If your company is not already thinking about its mobile presence, now is the time to start.
An effective online presence is an essential communication tool for all businesses, and a professional website is a good place to start.
However simply having a website is no longer enough.
With recent changes to Google's search algorithm, webpages that aren't mobile friendly and don't offer great content are paying the price.
Statistics alone should be enough motivation – mobile devices are now responsible for around half of all web traffic.
Think about it; you've got some spare time on the train during your commute and you forgot you were supposed to look for a stationary supplier.
Or perhaps you've had a number of staff take other jobs, so you're understaffed. You haven't had time to add 'find a recruitment firm' to your normal workload (you are understaffed, after all), so you do a quick search on your iPhone while waiting for your morning takeaway coffee.
Now, if you work in either the stationary supply or recruitment sectors, you would hope that your company fared well in those Google searches.
Unfortunately many businesses haven't realised the importance of making their webpages mobile-friendly and are subsequently being penalised, because mobile-friendly webpages (the individual pages that make up a website) ranking higher in search results.
Google's criteria for a 'mobile-friendly' webpage is:
• one that avoids software not common on mobile devices such as Flash;
• one that uses text that is readable without zooming;
• one that sizes content to the screen so users don't have to scroll horizontally or zoom; and
• one that places links far enough apart so that the correct one can be easily tapped
Google began emphasising the importance of mobile friendliness in November last year when it started labelling results that met these criteria.
Its latest algorithm change is a giant leap ahead, so much so it's been dubbed 'Mobilegeddon'. In effect, if two webpages with content of equal quality come back in results, the mobile friendly one will be ranked higher.
"Now searchers can more easily find high-quality and relevant results where text is readable without tapping or zooming, tap targets are spaced appropriately, and the page avoids unplayable content or horizontal scrolling," Google said.
The impact on Western Australian businesses is significant. An assessment of the top 20 private companies and top 20 public industrial companies shows that more than half have not invested in making even their homepages mobile friendly.
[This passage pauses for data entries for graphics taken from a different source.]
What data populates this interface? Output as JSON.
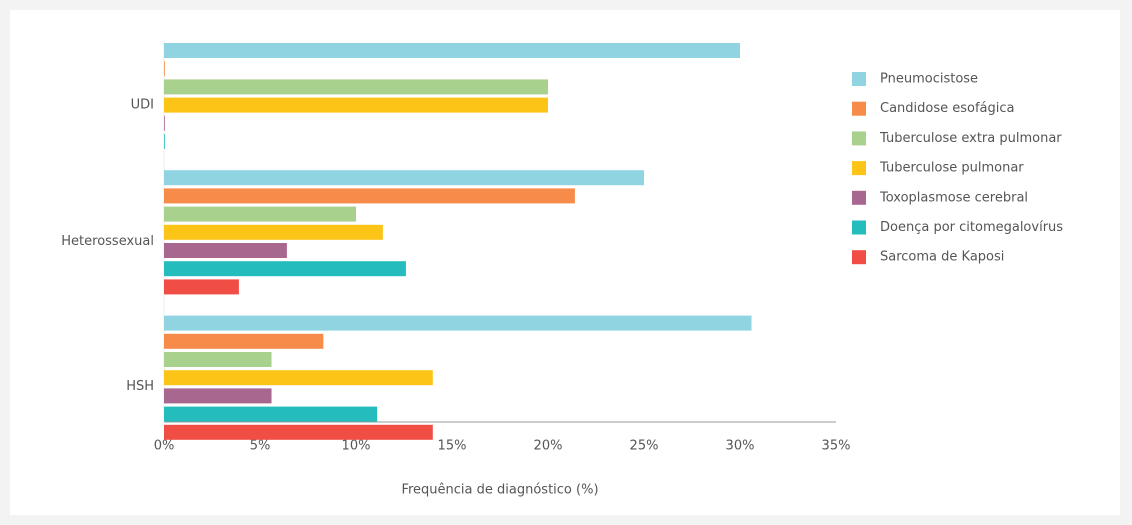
{
  "chart_data": {
    "type": "bar",
    "orientation": "horizontal",
    "x_label": "Frequência de diagnóstico (%)",
    "categories": [
      "UDI",
      "Heterossexual",
      "HSH"
    ],
    "series": [
      {
        "name": "Pneumocistose",
        "color": "#8fd4e0",
        "values": [
          30,
          25,
          30.6
        ]
      },
      {
        "name": "Candidose esofágica",
        "color": "#f68b4a",
        "values": [
          0,
          21.4,
          8.3
        ]
      },
      {
        "name": "Tuberculose extra pulmonar",
        "color": "#a9d18e",
        "values": [
          20,
          10,
          5.6
        ]
      },
      {
        "name": "Tuberculose pulmonar",
        "color": "#fcc416",
        "values": [
          20,
          11.4,
          14
        ]
      },
      {
        "name": "Toxoplasmose cerebral",
        "color": "#a8678e",
        "values": [
          0,
          6.4,
          5.6
        ]
      },
      {
        "name": "Doença por citomegalovírus",
        "color": "#25bcbd",
        "values": [
          0,
          12.6,
          11.1
        ]
      },
      {
        "name": "Sarcoma de Kaposi",
        "color": "#f04e45",
        "values": [
          null,
          3.9,
          14
        ]
      }
    ],
    "xlim": [
      0,
      35
    ],
    "xticks": [
      {
        "value": 0,
        "label": "0%"
      },
      {
        "value": 5,
        "label": "5%"
      },
      {
        "value": 10,
        "label": "10%"
      },
      {
        "value": 15,
        "label": "15%"
      },
      {
        "value": 20,
        "label": "20%"
      },
      {
        "value": 25,
        "label": "25%"
      },
      {
        "value": 30,
        "label": "30%"
      },
      {
        "value": 35,
        "label": "35%"
      }
    ],
    "legend": "right"
  }
}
They will, therefore, fall down the rankings if the search is undertaken on a mobile device.
What to do
The immediate option for businesses is obvious – invest in making your website mobile friendly.
However, the key differentiator is content and it will be content that puts winners above losers in future Google algorithm changes.
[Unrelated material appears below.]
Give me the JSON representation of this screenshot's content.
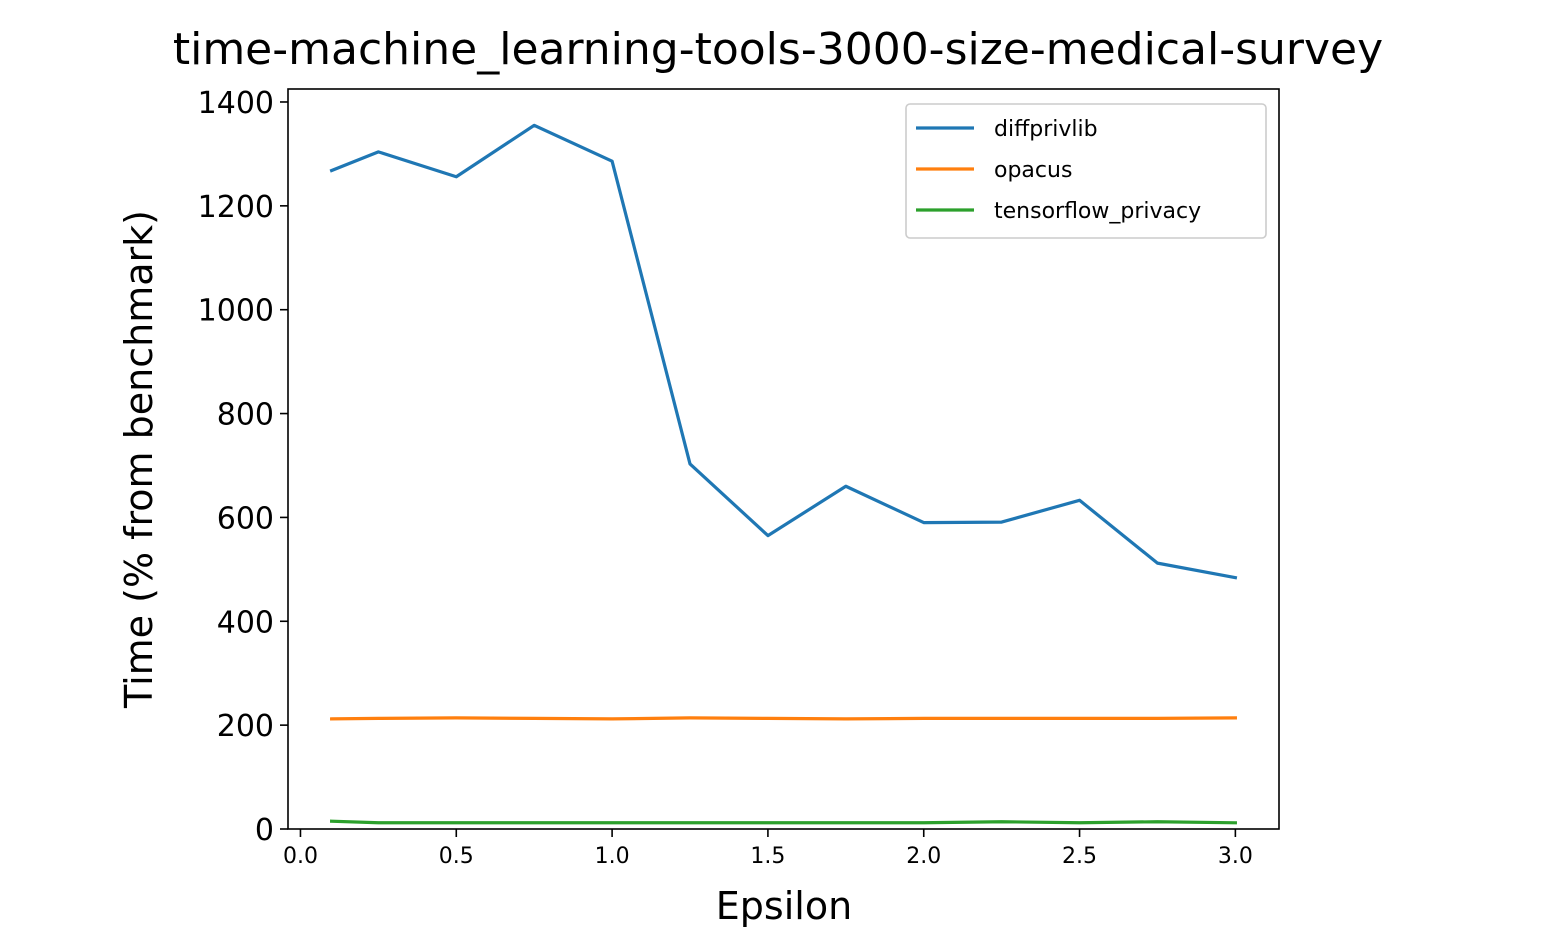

Google noted that the overall intention to return the most relevant results remained, despite its preference towards mobile-friendly webpages in its latest update.
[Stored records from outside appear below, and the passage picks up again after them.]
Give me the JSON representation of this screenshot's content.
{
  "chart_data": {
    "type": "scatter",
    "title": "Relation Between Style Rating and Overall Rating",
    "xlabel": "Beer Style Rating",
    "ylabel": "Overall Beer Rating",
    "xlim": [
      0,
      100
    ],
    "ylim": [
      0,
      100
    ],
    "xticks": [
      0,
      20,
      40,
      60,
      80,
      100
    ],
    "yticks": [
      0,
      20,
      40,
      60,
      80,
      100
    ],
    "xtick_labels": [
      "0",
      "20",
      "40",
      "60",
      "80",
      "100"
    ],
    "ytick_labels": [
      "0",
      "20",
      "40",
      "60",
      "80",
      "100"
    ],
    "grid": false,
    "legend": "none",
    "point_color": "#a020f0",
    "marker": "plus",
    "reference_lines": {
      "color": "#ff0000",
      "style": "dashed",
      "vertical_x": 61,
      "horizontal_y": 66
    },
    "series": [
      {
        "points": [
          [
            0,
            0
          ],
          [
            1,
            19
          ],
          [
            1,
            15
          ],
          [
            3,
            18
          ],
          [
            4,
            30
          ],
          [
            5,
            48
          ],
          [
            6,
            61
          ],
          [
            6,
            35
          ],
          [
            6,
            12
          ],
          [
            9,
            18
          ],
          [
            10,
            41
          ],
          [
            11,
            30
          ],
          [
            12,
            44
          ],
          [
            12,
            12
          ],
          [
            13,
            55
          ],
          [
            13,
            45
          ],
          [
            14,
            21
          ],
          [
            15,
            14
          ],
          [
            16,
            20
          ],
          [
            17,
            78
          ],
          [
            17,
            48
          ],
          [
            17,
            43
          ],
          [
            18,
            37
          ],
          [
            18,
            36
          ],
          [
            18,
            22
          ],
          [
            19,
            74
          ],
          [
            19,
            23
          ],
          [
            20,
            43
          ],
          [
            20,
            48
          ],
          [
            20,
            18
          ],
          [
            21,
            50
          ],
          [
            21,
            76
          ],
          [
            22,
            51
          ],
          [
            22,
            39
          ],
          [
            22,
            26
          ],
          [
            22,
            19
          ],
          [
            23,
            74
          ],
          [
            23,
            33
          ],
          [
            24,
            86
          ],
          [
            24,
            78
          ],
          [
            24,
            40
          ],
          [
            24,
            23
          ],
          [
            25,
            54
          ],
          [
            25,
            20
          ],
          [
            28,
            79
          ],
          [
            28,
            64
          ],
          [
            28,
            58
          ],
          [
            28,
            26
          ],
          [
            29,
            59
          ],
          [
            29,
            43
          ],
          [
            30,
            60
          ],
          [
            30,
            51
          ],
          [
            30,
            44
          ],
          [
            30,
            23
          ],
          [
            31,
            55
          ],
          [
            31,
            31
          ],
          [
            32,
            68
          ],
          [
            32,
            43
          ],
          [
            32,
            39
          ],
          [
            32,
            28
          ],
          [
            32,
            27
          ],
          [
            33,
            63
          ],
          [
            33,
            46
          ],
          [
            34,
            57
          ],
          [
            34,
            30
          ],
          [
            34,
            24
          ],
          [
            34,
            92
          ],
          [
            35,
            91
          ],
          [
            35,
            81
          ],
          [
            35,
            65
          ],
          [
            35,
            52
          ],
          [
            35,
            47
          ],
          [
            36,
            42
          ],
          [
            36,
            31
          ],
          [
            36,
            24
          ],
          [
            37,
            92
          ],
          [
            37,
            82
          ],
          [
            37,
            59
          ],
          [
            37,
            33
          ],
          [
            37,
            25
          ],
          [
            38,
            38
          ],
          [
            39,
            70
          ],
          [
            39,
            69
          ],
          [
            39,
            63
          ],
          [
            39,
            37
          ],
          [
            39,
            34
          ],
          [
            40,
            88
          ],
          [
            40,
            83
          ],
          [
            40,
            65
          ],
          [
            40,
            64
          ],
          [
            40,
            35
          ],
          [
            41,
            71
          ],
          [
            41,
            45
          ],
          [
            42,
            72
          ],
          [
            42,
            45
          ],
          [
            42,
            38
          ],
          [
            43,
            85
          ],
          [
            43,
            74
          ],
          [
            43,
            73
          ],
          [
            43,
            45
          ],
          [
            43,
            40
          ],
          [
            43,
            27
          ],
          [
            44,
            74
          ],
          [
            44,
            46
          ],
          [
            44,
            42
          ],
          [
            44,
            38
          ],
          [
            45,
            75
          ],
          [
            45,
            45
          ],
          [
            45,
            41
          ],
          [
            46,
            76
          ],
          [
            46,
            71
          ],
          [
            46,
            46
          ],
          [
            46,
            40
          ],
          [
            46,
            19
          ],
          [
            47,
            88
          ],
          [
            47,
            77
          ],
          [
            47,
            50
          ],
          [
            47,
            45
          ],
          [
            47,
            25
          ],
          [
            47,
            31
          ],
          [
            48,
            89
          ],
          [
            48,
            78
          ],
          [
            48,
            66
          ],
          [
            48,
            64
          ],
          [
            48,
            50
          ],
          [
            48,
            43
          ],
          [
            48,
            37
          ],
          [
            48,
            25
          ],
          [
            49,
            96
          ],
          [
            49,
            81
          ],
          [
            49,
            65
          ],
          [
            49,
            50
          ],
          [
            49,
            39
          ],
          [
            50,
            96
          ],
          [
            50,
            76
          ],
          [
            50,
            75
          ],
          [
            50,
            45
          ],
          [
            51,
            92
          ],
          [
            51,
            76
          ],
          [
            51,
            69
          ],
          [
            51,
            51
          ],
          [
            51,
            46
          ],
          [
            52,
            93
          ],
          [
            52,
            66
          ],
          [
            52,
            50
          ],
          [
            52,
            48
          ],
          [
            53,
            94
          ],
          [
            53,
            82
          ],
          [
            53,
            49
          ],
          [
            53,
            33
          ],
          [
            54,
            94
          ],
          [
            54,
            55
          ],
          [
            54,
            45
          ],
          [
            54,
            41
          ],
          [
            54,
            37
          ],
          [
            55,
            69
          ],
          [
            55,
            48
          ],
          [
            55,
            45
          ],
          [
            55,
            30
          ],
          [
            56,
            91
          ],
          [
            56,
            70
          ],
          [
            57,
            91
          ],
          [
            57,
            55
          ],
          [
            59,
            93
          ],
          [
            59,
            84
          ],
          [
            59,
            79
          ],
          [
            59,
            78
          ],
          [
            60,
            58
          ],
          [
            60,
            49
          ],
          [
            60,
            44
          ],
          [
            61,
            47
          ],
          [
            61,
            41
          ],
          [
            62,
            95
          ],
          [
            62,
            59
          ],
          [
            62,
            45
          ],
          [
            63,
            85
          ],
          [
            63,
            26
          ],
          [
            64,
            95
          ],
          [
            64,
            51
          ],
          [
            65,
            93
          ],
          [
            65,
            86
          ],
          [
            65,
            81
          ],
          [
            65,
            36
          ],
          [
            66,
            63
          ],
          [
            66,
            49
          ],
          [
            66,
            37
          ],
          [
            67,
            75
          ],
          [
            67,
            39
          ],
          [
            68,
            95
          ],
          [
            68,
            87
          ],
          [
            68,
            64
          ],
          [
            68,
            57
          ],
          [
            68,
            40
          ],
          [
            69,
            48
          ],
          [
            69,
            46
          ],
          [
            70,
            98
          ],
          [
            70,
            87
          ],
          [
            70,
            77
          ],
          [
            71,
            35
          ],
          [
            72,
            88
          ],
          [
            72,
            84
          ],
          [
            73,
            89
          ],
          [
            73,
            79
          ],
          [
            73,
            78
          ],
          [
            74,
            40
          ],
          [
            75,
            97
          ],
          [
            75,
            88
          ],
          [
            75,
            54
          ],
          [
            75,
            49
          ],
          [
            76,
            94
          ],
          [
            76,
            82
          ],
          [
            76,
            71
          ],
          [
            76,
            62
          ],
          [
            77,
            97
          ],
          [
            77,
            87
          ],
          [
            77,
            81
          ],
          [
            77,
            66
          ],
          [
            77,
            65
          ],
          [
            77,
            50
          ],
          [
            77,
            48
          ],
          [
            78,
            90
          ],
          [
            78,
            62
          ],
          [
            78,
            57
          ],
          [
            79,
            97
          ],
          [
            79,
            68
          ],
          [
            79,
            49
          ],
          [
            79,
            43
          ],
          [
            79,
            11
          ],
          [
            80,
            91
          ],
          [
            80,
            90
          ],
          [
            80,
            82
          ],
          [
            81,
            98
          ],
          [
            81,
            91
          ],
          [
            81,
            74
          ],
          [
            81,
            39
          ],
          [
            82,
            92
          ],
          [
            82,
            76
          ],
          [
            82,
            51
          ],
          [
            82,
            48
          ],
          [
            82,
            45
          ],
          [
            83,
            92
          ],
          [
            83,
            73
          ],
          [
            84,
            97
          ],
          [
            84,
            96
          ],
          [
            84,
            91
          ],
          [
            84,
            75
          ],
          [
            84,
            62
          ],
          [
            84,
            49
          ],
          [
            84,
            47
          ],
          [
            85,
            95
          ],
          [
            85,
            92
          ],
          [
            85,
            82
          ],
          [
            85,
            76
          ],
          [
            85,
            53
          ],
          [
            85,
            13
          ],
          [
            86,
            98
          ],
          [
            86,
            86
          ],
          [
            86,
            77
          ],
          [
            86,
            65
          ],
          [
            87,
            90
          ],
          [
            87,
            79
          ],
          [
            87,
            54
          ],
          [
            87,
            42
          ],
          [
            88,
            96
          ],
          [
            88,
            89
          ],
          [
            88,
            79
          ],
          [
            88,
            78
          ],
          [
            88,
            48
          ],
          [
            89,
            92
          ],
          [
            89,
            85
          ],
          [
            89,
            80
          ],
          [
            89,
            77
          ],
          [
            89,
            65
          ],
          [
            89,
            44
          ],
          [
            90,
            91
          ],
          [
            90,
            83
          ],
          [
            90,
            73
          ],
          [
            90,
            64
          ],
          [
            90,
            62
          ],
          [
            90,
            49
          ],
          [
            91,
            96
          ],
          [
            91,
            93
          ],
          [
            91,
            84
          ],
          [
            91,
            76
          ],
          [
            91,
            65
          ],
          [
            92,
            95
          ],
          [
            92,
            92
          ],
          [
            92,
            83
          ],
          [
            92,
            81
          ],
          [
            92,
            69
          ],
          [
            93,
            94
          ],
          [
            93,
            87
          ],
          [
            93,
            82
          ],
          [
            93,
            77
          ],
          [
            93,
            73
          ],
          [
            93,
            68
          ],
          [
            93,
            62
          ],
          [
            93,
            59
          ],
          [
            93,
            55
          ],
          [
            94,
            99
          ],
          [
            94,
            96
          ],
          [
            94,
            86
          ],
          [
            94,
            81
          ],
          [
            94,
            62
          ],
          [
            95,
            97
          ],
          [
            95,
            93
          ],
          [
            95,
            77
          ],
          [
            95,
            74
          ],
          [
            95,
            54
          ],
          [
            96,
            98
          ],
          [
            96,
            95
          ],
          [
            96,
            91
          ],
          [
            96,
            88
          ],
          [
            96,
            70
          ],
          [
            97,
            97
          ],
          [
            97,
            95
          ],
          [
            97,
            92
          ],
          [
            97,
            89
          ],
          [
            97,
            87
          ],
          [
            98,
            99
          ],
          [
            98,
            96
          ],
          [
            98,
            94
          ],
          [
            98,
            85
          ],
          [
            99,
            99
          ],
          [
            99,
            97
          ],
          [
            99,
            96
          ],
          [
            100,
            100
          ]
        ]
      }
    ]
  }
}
"While the mobile-friendly change is important, we still use a variety of signals to rank search results. The intent of the search query is still a very strong signal, so even if a page with high-quality content is not mobile friendly, it could still rank high if it has great content for the query," Google said.
Clearly, as Bill Gates declared nearly two decades ago, content is king. And yet some still fail to realise how what is now defined as content marketing can bring competitive advantages.
Businesses should recognise that creating great content across multiple platforms can have significant impacts in marketing success. For example, businesses are gaining followers and 'likes' by sharing great content that people want to then share to their networks on social media sites – essentially word of mouth in a social media realm.
But returning to Google, this activity can also affect how businesses rank in search results. Link sharing was the backbone of the early search engine optimisation game, and it still plays a significant role with shares through social media taken into account during Google searches.
Unsurprisingly, if a business provides an update on Google+ and then receives a significant number of 'likes' or 'shares', its ranking on Google increases. In one case study conducted by MOZ (search engine optimisation specialists) a company that received 100 followers on Google+ received an almost 15 per cent increase in its ranking.
So, with mobile web traffic having overtaken desktop traffic, you're wasting time if you're not already assessing how to become mobile-friendly integrated with a content marketing strategy.